Cigarette Burns has much more to it however.  It is the story of a young man named Kirby (played by Norman Reedus) that runs a cinema and tracks down rare films for clients.  He is contracted by a wealthy man (Udo Kier) to track down the rarest of films, a French film called “Le Fin Absolue du Monde.”  The film was supposedly shown only once.  At that screening people went berserk.  The audience began killing each other and themselves before wrecking the theater as well.  The authorities confiscated and destroyed every known print of the film.  However, Kier’s character has heard of rare underground showings and he has additional proof that at least one print has survived.  The director had obtained an actual angel that he mutilated and tortured on-screen in the film.  Kier has the angel’s severed wings on his wall and in a separate room, he also has chained to a pedestal the angel itself.  As the angel explains, it is bonded with the film.  If the film had been destroyed, it would know.

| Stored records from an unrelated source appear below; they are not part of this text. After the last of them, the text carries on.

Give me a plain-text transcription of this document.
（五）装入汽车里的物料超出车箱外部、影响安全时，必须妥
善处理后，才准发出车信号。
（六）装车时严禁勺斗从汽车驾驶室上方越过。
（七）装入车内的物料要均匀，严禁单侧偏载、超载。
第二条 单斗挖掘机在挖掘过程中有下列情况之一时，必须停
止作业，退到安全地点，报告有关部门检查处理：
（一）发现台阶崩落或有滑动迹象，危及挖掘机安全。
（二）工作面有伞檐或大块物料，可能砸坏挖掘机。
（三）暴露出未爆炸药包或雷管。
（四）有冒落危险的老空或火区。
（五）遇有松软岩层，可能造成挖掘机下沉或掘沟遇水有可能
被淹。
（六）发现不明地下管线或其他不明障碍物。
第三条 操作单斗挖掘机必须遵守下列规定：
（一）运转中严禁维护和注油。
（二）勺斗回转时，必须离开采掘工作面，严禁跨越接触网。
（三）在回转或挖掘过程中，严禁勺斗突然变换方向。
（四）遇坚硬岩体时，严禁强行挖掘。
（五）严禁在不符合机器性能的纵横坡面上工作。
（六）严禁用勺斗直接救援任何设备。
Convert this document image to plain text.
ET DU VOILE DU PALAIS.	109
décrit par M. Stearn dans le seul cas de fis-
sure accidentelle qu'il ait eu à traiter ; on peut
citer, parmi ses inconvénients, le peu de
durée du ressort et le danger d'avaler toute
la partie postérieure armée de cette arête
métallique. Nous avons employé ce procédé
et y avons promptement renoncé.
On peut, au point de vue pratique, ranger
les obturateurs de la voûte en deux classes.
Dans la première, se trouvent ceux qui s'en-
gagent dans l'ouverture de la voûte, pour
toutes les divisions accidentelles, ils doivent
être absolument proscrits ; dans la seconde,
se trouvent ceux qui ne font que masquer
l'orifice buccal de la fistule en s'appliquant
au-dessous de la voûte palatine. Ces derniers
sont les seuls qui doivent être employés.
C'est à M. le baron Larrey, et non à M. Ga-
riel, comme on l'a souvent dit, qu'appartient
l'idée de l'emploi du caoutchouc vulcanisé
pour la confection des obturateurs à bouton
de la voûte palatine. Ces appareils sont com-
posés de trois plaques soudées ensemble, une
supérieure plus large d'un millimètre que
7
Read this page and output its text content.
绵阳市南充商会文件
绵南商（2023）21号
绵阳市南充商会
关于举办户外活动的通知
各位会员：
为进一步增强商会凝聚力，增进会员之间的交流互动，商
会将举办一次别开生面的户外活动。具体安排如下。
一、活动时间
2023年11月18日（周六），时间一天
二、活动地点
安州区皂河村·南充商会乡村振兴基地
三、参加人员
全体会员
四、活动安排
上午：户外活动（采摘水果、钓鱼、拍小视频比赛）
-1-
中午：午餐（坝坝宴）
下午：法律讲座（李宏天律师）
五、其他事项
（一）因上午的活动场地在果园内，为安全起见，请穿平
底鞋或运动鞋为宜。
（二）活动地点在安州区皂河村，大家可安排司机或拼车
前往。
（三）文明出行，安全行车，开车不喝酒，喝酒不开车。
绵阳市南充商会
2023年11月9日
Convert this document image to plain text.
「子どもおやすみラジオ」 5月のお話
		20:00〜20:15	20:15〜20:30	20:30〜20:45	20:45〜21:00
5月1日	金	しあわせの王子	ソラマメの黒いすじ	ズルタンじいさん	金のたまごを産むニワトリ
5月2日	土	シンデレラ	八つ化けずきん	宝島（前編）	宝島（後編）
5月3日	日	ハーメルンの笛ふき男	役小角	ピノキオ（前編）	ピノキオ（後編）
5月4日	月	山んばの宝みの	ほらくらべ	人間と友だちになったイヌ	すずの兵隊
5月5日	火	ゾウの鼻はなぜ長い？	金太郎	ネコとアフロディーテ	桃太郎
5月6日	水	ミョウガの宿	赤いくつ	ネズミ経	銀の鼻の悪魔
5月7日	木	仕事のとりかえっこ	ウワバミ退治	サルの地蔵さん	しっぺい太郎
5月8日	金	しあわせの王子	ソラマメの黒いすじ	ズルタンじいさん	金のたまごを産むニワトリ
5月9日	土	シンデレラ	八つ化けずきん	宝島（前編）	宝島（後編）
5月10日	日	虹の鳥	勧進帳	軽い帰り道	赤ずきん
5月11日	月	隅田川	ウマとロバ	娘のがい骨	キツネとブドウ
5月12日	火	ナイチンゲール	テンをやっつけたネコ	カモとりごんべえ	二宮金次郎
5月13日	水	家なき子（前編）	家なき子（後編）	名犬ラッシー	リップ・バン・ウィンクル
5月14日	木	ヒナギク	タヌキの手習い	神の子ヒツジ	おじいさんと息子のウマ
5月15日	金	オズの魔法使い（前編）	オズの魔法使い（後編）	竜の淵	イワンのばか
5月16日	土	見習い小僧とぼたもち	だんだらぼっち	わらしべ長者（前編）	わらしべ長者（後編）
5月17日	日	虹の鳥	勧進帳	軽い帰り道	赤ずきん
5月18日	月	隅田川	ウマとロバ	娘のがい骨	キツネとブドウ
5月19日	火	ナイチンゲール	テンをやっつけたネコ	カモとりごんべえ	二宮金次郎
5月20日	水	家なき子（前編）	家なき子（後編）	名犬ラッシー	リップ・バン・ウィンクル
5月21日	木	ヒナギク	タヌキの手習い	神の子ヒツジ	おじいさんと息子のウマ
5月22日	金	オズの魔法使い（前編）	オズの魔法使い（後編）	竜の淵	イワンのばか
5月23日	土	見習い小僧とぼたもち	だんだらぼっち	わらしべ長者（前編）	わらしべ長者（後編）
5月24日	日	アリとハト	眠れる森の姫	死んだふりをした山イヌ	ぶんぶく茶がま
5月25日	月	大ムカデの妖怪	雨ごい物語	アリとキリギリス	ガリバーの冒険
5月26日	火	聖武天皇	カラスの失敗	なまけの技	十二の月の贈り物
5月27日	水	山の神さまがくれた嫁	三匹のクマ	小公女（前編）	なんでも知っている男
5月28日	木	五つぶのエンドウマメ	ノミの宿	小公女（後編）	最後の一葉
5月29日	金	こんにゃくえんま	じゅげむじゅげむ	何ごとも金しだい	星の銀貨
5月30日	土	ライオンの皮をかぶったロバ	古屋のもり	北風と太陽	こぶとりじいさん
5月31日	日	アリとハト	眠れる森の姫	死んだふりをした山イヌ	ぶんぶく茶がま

The film touches very effectively on so many different ideas and themes.  Obviously it looks at the power of film and of obsession.  It looks at addiction in both Kirby and his deceased girlfriend’s addiction to heroin as well as Kirby’s addiction to danger as he pursues the film through escalating visions as well as actual dangers like the director that was willing to kill to make his art.

Not every question is answered and not everything is explained.  Like Videodrome that I watched earlier, you are often left wondering what is real and what is a dream.  In the end it seems the film’s true power is in making people deal with their own hidden guilt while bringing out humanity’s basest animal behavior.  The manservant to Mr. Kier, who we have never seen do any act of cruelty, watches the film and ends up greeting Kirby covered in self-inflicted cuts before jabbing blades into his own eyes.  The manservant may not have done anything wrong, but then how many wrongs did he witness while in Kier’s employ that he did or said nothing about.  What atrocities may he have seen that he needed to blind himself literally for the guilt of being blind to these acts figuratively.

When Anchor Bay started releasing the Masters of Horror episodes on DVD, I felt it was kind of a rip-off to have to spend $10 for each one hour movie, but the money is well worth it with the amount of bonus features they created for the DVD.  There is a nice John Carpenter retrospective featurette as well as one on the making of the film, two commentaries, interviews, bios and DVD-ROM features as well.

Normally I would rate a one hour made for cable series episode on the Night Flight scale.  On that scale it would get a 10.  I feel that quality wise, this one hour movie can hold its own on the four star scale I use for movies and I give it a 3 1/2 on that scale.